И антикварий поведал о странных и грустных обстоятельствах смерти матери молодого человека.
— Не сомневаюсь, — добавил он, — что ваш дядя поддерживал версию, будто дитя того несчастного брака умерло. Может быть, он сам помышлял наследовать брату: ведь он когда-то был разгульным и необузданным молодым человеком. Но что касается каких-либо злоумышлении против вас лично, то хотя нечистая совесть Элспет и могла навести ее на подозрения, вызванные взволнованностью мистера Невила, рассказ Терезы и ваш полностью оправдывают его. А теперь, мой дорогой сэр, разрешите мне представить сына отцу.
Мы не будем пытаться описать эту встречу.

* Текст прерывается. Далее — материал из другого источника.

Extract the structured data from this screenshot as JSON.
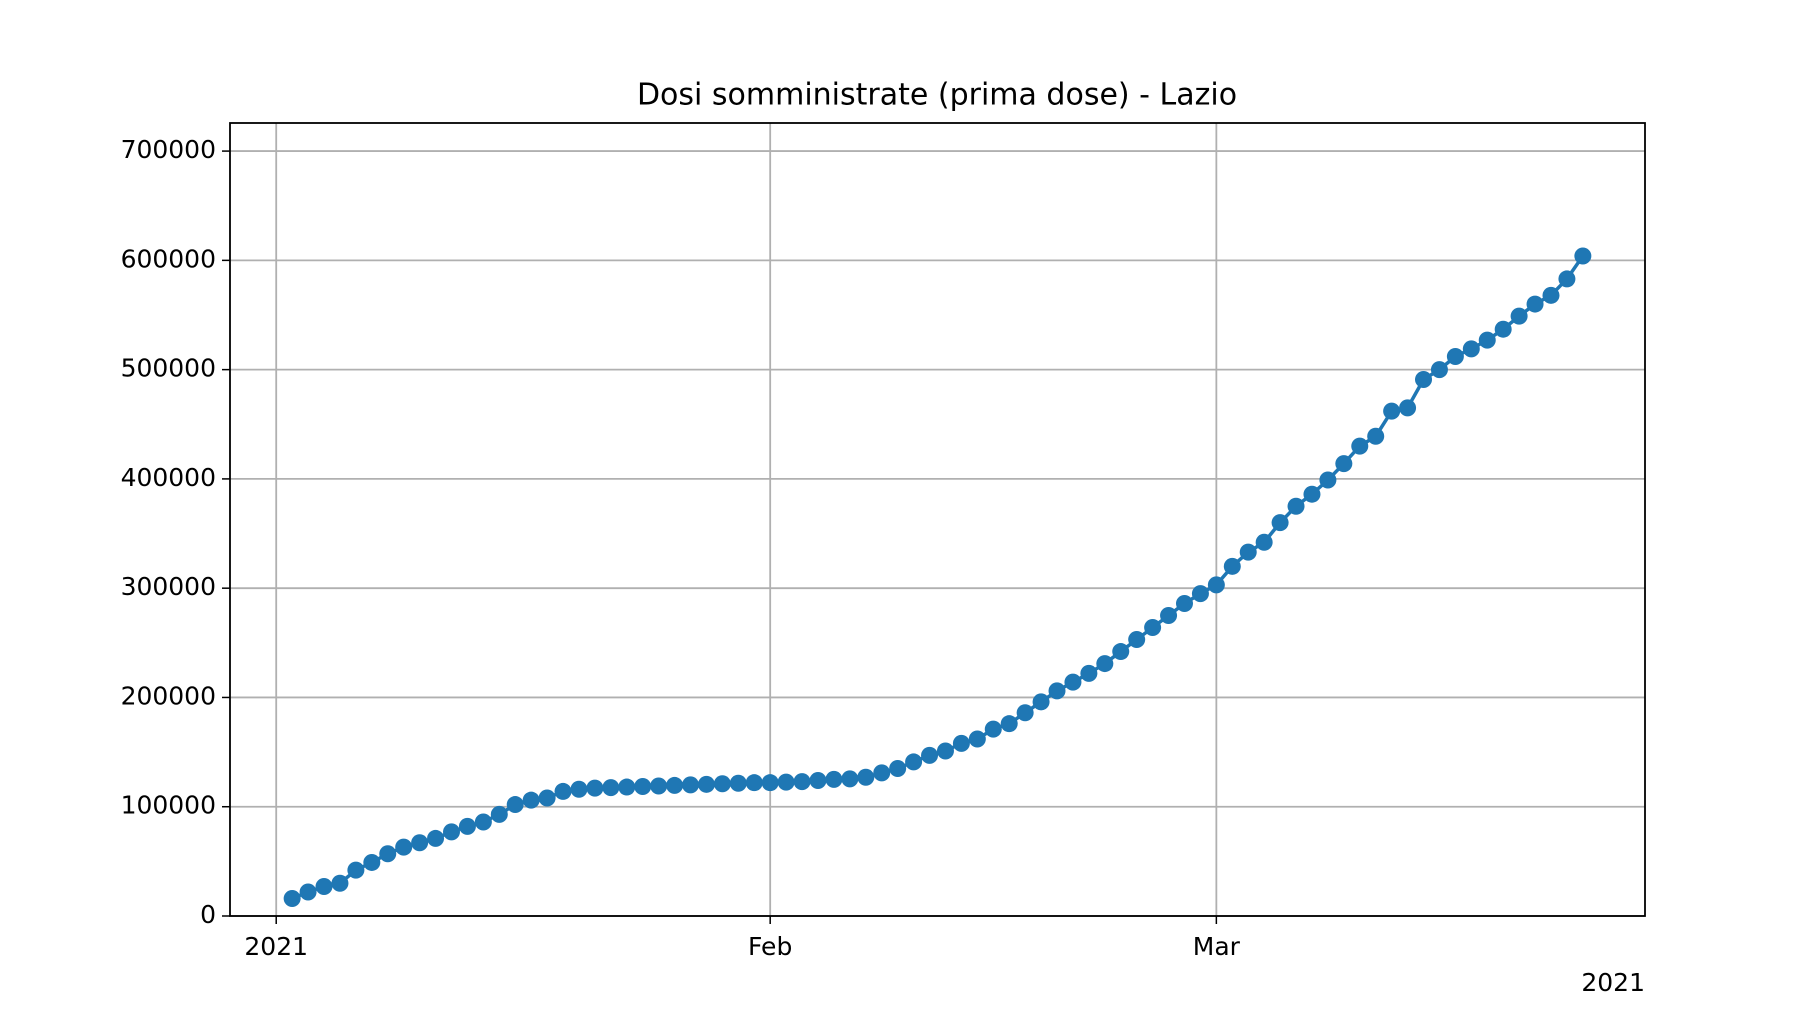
{
  "chart_data": {
    "type": "line",
    "title": "Dosi somministrate (prima dose) - Lazio",
    "x": [
      1,
      2,
      3,
      4,
      5,
      6,
      7,
      8,
      9,
      10,
      11,
      12,
      13,
      14,
      15,
      16,
      17,
      18,
      19,
      20,
      21,
      22,
      23,
      24,
      25,
      26,
      27,
      28,
      29,
      30,
      31,
      32,
      33,
      34,
      35,
      36,
      37,
      38,
      39,
      40,
      41,
      42,
      43,
      44,
      45,
      46,
      47,
      48,
      49,
      50,
      51,
      52,
      53,
      54,
      55,
      56,
      57,
      58,
      59,
      60,
      61,
      62,
      63,
      64,
      65,
      66,
      67,
      68,
      69,
      70,
      71,
      72,
      73,
      74,
      75,
      76,
      77,
      78,
      79,
      80,
      81,
      82
    ],
    "values": [
      16000,
      22000,
      27000,
      30000,
      42000,
      49000,
      57000,
      63000,
      67000,
      71000,
      77000,
      82000,
      86000,
      93000,
      102000,
      106000,
      108000,
      114000,
      116000,
      117000,
      117500,
      118000,
      118500,
      119000,
      119500,
      120000,
      120500,
      121000,
      121500,
      122000,
      122000,
      122500,
      123000,
      124000,
      125000,
      125500,
      127000,
      131000,
      135000,
      141000,
      147000,
      151000,
      158000,
      162000,
      171000,
      176000,
      186000,
      196000,
      206000,
      214000,
      222000,
      231000,
      242000,
      253000,
      264000,
      275000,
      286000,
      295000,
      303000,
      320000,
      333000,
      342000,
      360000,
      375000,
      386000,
      399000,
      414000,
      430000,
      439000,
      462000,
      465000,
      491000,
      500000,
      512000,
      519000,
      527000,
      537000,
      549000,
      560000,
      568000,
      583000,
      604000
    ],
    "color": "#1f77b4",
    "xlim": [
      -2.9,
      85.9
    ],
    "xticks": [
      {
        "value": 0,
        "label": "2021"
      },
      {
        "value": 31,
        "label": "Feb"
      },
      {
        "value": 59,
        "label": "Mar"
      }
    ],
    "x_offset_label": "2021",
    "ylim": [
      0,
      725700
    ],
    "yticks": [
      0,
      100000,
      200000,
      300000,
      400000,
      500000,
      600000,
      700000
    ],
    "grid": true
  }
}
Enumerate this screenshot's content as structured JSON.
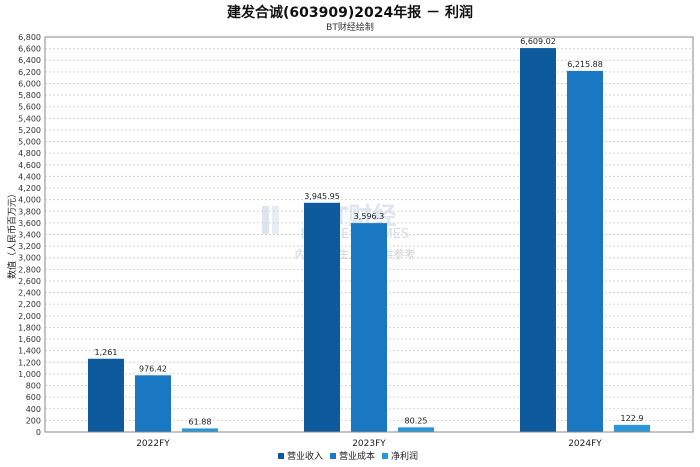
{
  "title": "建发合诚(603909)2024年报 － 利润",
  "subtitle": "BT财经绘制",
  "watermark": {
    "brand": "BT财经",
    "brand_en": "BUSINESS TIMES",
    "note": "内容由AI生成，仅供参考"
  },
  "chart_data": {
    "type": "bar",
    "categories": [
      "2022FY",
      "2023FY",
      "2024FY"
    ],
    "series": [
      {
        "name": "营业收入",
        "values": [
          1261,
          3945.95,
          6609.02
        ],
        "labels": [
          "1,261",
          "3,945.95",
          "6,609.02"
        ],
        "color": "#0d5a9c"
      },
      {
        "name": "营业成本",
        "values": [
          976.42,
          3596.3,
          6215.88
        ],
        "labels": [
          "976.42",
          "3,596.3",
          "6,215.88"
        ],
        "color": "#1a78c2"
      },
      {
        "name": "净利润",
        "values": [
          61.88,
          80.25,
          122.9
        ],
        "labels": [
          "61.88",
          "80.25",
          "122.9"
        ],
        "color": "#2a98d8"
      }
    ],
    "ylabel": "数值（人民币百万元）",
    "ylim": [
      0,
      6800
    ],
    "ytick_step": 200,
    "grid": true,
    "legend_position": "bottom-center"
  }
}
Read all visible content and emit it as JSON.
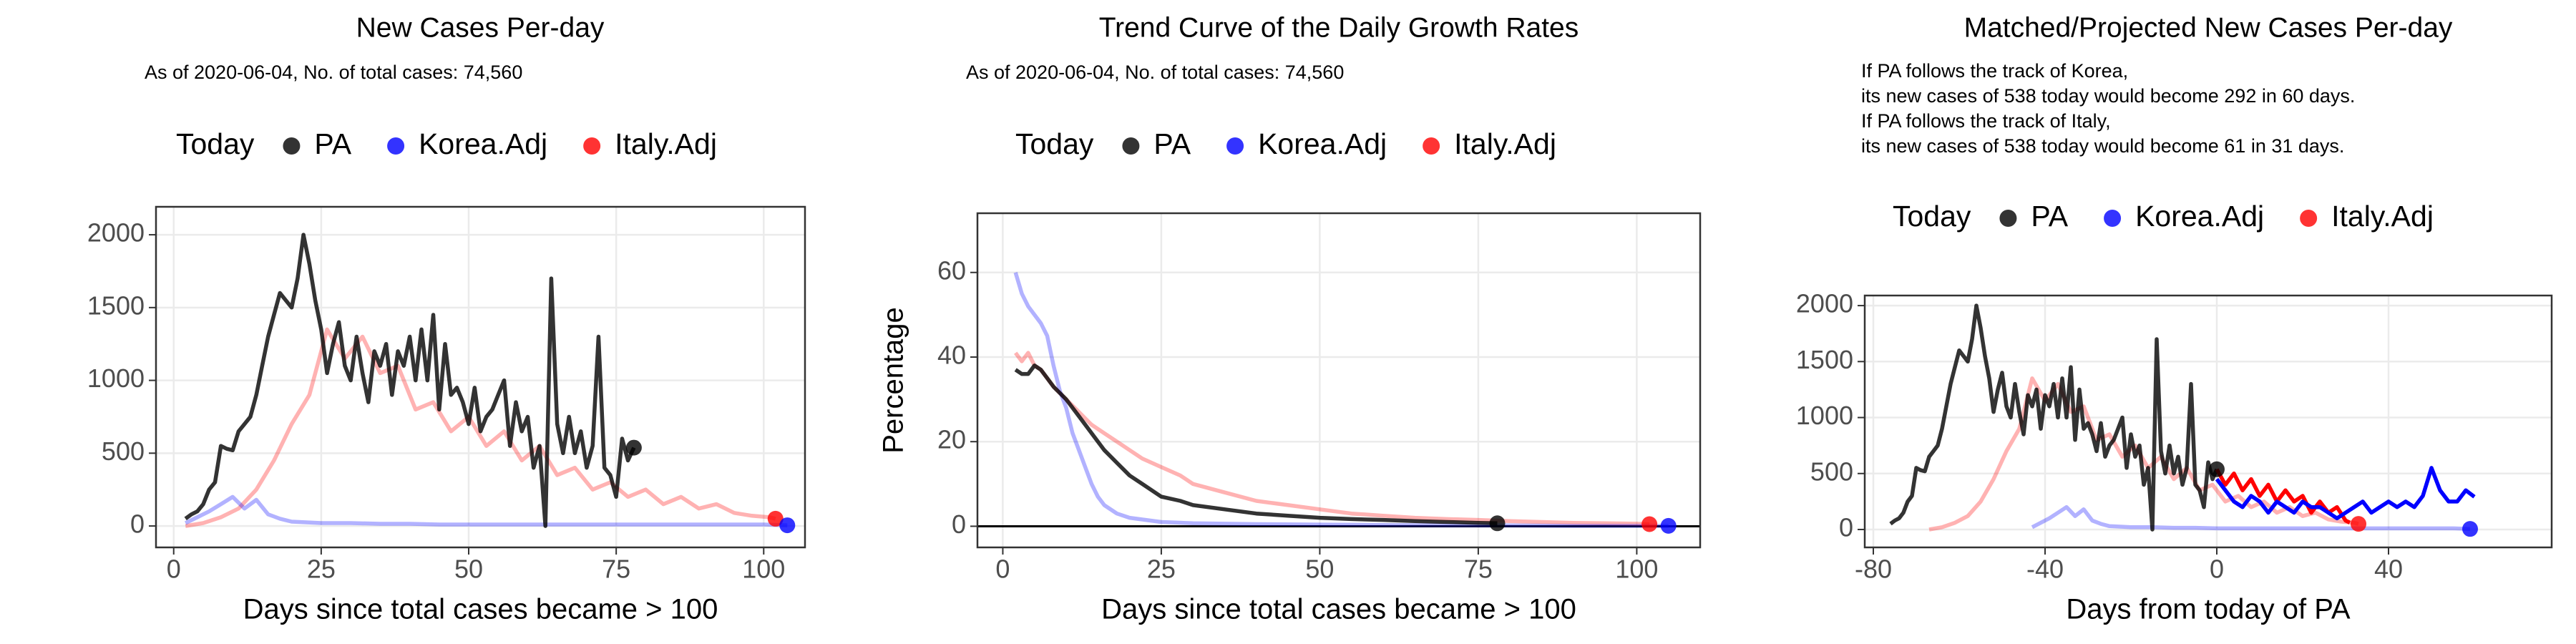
{
  "chart_data": [
    {
      "type": "line",
      "title": "New Cases Per-day",
      "subtitle": "As of 2020-06-04, No. of total cases: 74,560",
      "legend_title": "Today",
      "xlabel": "Days since total cases became > 100",
      "grid": true,
      "xlim": [
        -3,
        107
      ],
      "xticks": [
        0,
        25,
        50,
        75,
        100
      ],
      "ylim": [
        -147,
        2192
      ],
      "yticks": [
        0,
        500,
        1000,
        1500,
        2000
      ],
      "series": [
        {
          "name": "PA",
          "color": "#000000",
          "opacity": 0.8,
          "x": [
            2,
            3,
            4,
            5,
            6,
            7,
            8,
            9,
            10,
            11,
            12,
            13,
            14,
            15,
            16,
            17,
            18,
            19,
            20,
            21,
            22,
            23,
            24,
            25,
            26,
            27,
            28,
            29,
            30,
            31,
            32,
            33,
            34,
            35,
            36,
            37,
            38,
            39,
            40,
            41,
            42,
            43,
            44,
            45,
            46,
            47,
            48,
            49,
            50,
            51,
            52,
            53,
            54,
            55,
            56,
            57,
            58,
            59,
            60,
            61,
            62,
            63,
            64,
            65,
            66,
            67,
            68,
            69,
            70,
            71,
            72,
            73,
            74,
            75,
            76,
            77,
            78
          ],
          "values": [
            50,
            80,
            100,
            150,
            250,
            300,
            550,
            530,
            520,
            650,
            700,
            750,
            900,
            1100,
            1300,
            1450,
            1600,
            1550,
            1500,
            1700,
            2000,
            1800,
            1550,
            1350,
            1050,
            1250,
            1400,
            1100,
            1000,
            1300,
            1050,
            850,
            1200,
            1100,
            1250,
            900,
            1200,
            1100,
            1300,
            1000,
            1350,
            1000,
            1450,
            800,
            1250,
            900,
            950,
            850,
            700,
            950,
            650,
            750,
            800,
            900,
            1000,
            550,
            850,
            650,
            750,
            400,
            550,
            0,
            1700,
            700,
            500,
            750,
            500,
            650,
            400,
            550,
            1300,
            400,
            350,
            200,
            600,
            450,
            538
          ]
        },
        {
          "name": "Korea.Adj",
          "color": "#0000ff",
          "opacity": 0.3,
          "x": [
            2,
            4,
            6,
            8,
            10,
            12,
            14,
            16,
            18,
            20,
            25,
            30,
            35,
            40,
            45,
            50,
            55,
            60,
            65,
            70,
            75,
            80,
            85,
            90,
            95,
            100,
            104
          ],
          "values": [
            20,
            60,
            100,
            150,
            200,
            120,
            180,
            80,
            50,
            30,
            20,
            20,
            15,
            15,
            10,
            10,
            10,
            10,
            10,
            10,
            10,
            10,
            10,
            10,
            10,
            10,
            5
          ]
        },
        {
          "name": "Italy.Adj",
          "color": "#ff0000",
          "opacity": 0.3,
          "x": [
            2,
            5,
            8,
            11,
            14,
            17,
            20,
            23,
            26,
            29,
            32,
            35,
            38,
            41,
            44,
            47,
            50,
            53,
            56,
            59,
            62,
            65,
            68,
            71,
            74,
            77,
            80,
            83,
            86,
            89,
            92,
            95,
            98,
            101,
            102
          ],
          "values": [
            0,
            20,
            60,
            120,
            250,
            450,
            700,
            900,
            1350,
            1150,
            1300,
            1050,
            1100,
            800,
            850,
            650,
            750,
            550,
            650,
            450,
            550,
            350,
            400,
            250,
            300,
            200,
            250,
            150,
            200,
            120,
            150,
            90,
            70,
            60,
            50
          ]
        }
      ]
    },
    {
      "type": "line",
      "title": "Trend Curve of the Daily Growth Rates",
      "subtitle": "As of 2020-06-04, No. of total cases: 74,560",
      "legend_title": "Today",
      "xlabel": "Days since total cases became > 100",
      "ylabel": "Percentage",
      "grid": true,
      "xlim": [
        -4,
        110
      ],
      "xticks": [
        0,
        25,
        50,
        75,
        100
      ],
      "ylim": [
        -5,
        74
      ],
      "yticks": [
        0,
        20,
        40,
        60
      ],
      "hline": 0,
      "series": [
        {
          "name": "PA",
          "color": "#000000",
          "opacity": 0.8,
          "x": [
            2,
            3,
            4,
            5,
            6,
            7,
            8,
            10,
            12,
            14,
            16,
            18,
            20,
            22,
            25,
            28,
            30,
            35,
            40,
            45,
            50,
            55,
            60,
            65,
            70,
            75,
            78
          ],
          "values": [
            37,
            36,
            36,
            38,
            37,
            35,
            33,
            30,
            26,
            22,
            18,
            15,
            12,
            10,
            7,
            6,
            5,
            4,
            3,
            2.5,
            2,
            1.7,
            1.5,
            1.2,
            1,
            0.8,
            0.7
          ]
        },
        {
          "name": "Korea.Adj",
          "color": "#0000ff",
          "opacity": 0.3,
          "x": [
            2,
            3,
            4,
            5,
            6,
            7,
            8,
            9,
            10,
            11,
            12,
            13,
            14,
            15,
            16,
            18,
            20,
            25,
            30,
            40,
            50,
            60,
            70,
            80,
            90,
            100,
            105
          ],
          "values": [
            60,
            55,
            52,
            50,
            48,
            45,
            38,
            32,
            28,
            22,
            18,
            14,
            10,
            7,
            5,
            3,
            2,
            1,
            0.7,
            0.5,
            0.4,
            0.3,
            0.2,
            0.2,
            0.1,
            0.1,
            0.1
          ]
        },
        {
          "name": "Italy.Adj",
          "color": "#ff0000",
          "opacity": 0.3,
          "x": [
            2,
            3,
            4,
            5,
            6,
            8,
            10,
            12,
            14,
            16,
            18,
            20,
            22,
            25,
            28,
            30,
            35,
            40,
            45,
            50,
            55,
            60,
            65,
            70,
            75,
            80,
            85,
            90,
            95,
            100,
            102
          ],
          "values": [
            41,
            39,
            41,
            38,
            37,
            33,
            30,
            27,
            24,
            22,
            20,
            18,
            16,
            14,
            12,
            10,
            8,
            6,
            5,
            4,
            3,
            2.5,
            2,
            1.7,
            1.5,
            1.2,
            1,
            0.8,
            0.7,
            0.6,
            0.5
          ]
        }
      ]
    },
    {
      "type": "line",
      "title": "Matched/Projected New Cases Per-day",
      "subtitle": [
        "If PA follows the track of Korea,",
        "its new cases of 538 today would become 292 in 60 days.",
        "If PA follows the track of Italy,",
        "its new cases of 538 today would become 61 in 31 days."
      ],
      "legend_title": "Today",
      "xlabel": "Days from today of PA",
      "grid": true,
      "xlim": [
        -82,
        78
      ],
      "xticks": [
        -80,
        -40,
        0,
        40
      ],
      "ylim": [
        -160,
        2090
      ],
      "yticks": [
        0,
        500,
        1000,
        1500,
        2000
      ],
      "series": [
        {
          "name": "PA",
          "color": "#000000",
          "opacity": 0.8,
          "x": [
            -76,
            -75,
            -74,
            -73,
            -72,
            -71,
            -70,
            -69,
            -68,
            -67,
            -66,
            -65,
            -64,
            -63,
            -62,
            -61,
            -60,
            -59,
            -58,
            -57,
            -56,
            -55,
            -54,
            -53,
            -52,
            -51,
            -50,
            -49,
            -48,
            -47,
            -46,
            -45,
            -44,
            -43,
            -42,
            -41,
            -40,
            -39,
            -38,
            -37,
            -36,
            -35,
            -34,
            -33,
            -32,
            -31,
            -30,
            -29,
            -28,
            -27,
            -26,
            -25,
            -24,
            -23,
            -22,
            -21,
            -20,
            -19,
            -18,
            -17,
            -16,
            -15,
            -14,
            -13,
            -12,
            -11,
            -10,
            -9,
            -8,
            -7,
            -6,
            -5,
            -4,
            -3,
            -2,
            -1,
            0
          ],
          "values": [
            50,
            80,
            100,
            150,
            250,
            300,
            550,
            530,
            520,
            650,
            700,
            750,
            900,
            1100,
            1300,
            1450,
            1600,
            1550,
            1500,
            1700,
            2000,
            1800,
            1550,
            1350,
            1050,
            1250,
            1400,
            1100,
            1000,
            1300,
            1050,
            850,
            1200,
            1100,
            1250,
            900,
            1200,
            1100,
            1300,
            1000,
            1350,
            1000,
            1450,
            800,
            1250,
            900,
            950,
            850,
            700,
            950,
            650,
            750,
            800,
            900,
            1000,
            550,
            850,
            650,
            750,
            400,
            550,
            0,
            1700,
            700,
            500,
            750,
            500,
            650,
            400,
            550,
            1300,
            400,
            350,
            200,
            600,
            450,
            538
          ]
        },
        {
          "name": "Korea.Adj",
          "color": "#0000ff",
          "opacity": 0.3,
          "x": [
            -43,
            -41,
            -39,
            -37,
            -35,
            -33,
            -31,
            -29,
            -27,
            -25,
            -20,
            -15,
            -10,
            -5,
            0,
            5,
            10,
            15,
            20,
            25,
            30,
            35,
            40,
            45,
            50,
            55,
            59
          ],
          "values": [
            20,
            60,
            100,
            150,
            200,
            120,
            180,
            80,
            50,
            30,
            20,
            20,
            15,
            15,
            10,
            10,
            10,
            10,
            10,
            10,
            10,
            10,
            10,
            10,
            10,
            10,
            5
          ],
          "projection_color": "#0000ff",
          "projection_x": [
            0,
            2,
            4,
            6,
            8,
            10,
            12,
            14,
            16,
            18,
            20,
            22,
            24,
            26,
            28,
            30,
            32,
            34,
            36,
            38,
            40,
            42,
            44,
            46,
            48,
            50,
            52,
            54,
            56,
            58,
            60
          ],
          "projection_values": [
            450,
            350,
            250,
            200,
            300,
            250,
            150,
            250,
            200,
            150,
            250,
            200,
            200,
            150,
            100,
            150,
            200,
            250,
            150,
            200,
            250,
            200,
            250,
            200,
            300,
            550,
            350,
            250,
            250,
            350,
            292
          ]
        },
        {
          "name": "Italy.Adj",
          "color": "#ff0000",
          "opacity": 0.3,
          "x": [
            -67,
            -64,
            -61,
            -58,
            -55,
            -52,
            -49,
            -46,
            -43,
            -40,
            -37,
            -34,
            -31,
            -28,
            -25,
            -22,
            -19,
            -16,
            -13,
            -10,
            -7,
            -4,
            -1,
            2,
            5,
            8,
            11,
            14,
            17,
            20,
            23,
            26,
            29,
            32,
            33
          ],
          "values": [
            0,
            20,
            60,
            120,
            250,
            450,
            700,
            900,
            1350,
            1150,
            1300,
            1050,
            1100,
            800,
            850,
            650,
            750,
            550,
            650,
            450,
            550,
            350,
            400,
            250,
            300,
            200,
            250,
            150,
            200,
            120,
            150,
            90,
            70,
            60,
            50
          ],
          "projection_color": "#ff0000",
          "projection_x": [
            0,
            2,
            4,
            6,
            8,
            10,
            12,
            14,
            16,
            18,
            20,
            22,
            24,
            26,
            28,
            30,
            31
          ],
          "projection_values": [
            538,
            400,
            500,
            350,
            450,
            300,
            400,
            250,
            350,
            250,
            300,
            150,
            250,
            150,
            200,
            80,
            61
          ]
        }
      ]
    }
  ]
}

Всесторонние доказательства оказались исчерпывающими, так как мистер Невил оставил у своего управляющего, пользовавшегося его доверием, запечатанный пакет и в нем подробный отчет обо всем деле. Этот пакет приказано было вскрыть лишь после смерти старой графини. Причиной столь долгого сохранения тайны, вероятно, был страх перед тем, как разоблачение позорного обмана может отразиться на высокомерной и властной старухе.
Вечером того же дня йомены и добровольцы Гленаллена пили за здоровье молодого наследника. Месяцем позже лорд Джералдин сочетался браком с мисс Уордор. Антикварий преподнес молодой леди массивное обручальное кольцо старинной чеканки с девизом Альдобранда Олденбока «Kunst macht Gunst».
Старый Эди, самая замечательная личность из всех, когда-либо носивших голубой плащ, спокойно переходит из одного дружеского дома в другой и хвалится тем, что странствует только в солнечные дни. Впрочем, за последнее время появились признаки, что он как будто собирается перейти к оседлой жизни: его часто можно застать в уголке уютного домика между Монкбарнсом и Нокуинноком, куда после свадьбы дочери удалился Кексон, с расчетом пребывать недалеко от трех местных париков, за которыми он продолжает ухаживать — теперь уже только для собственного удовольствия. Сам Эди поговаривает: «Это — славное местечко, к тому же приятно иметь угол, где можно посидеть в дурную погоду». Все думают, что, когда его суставы еще более утратят гибкость, он навсегда останется здесь.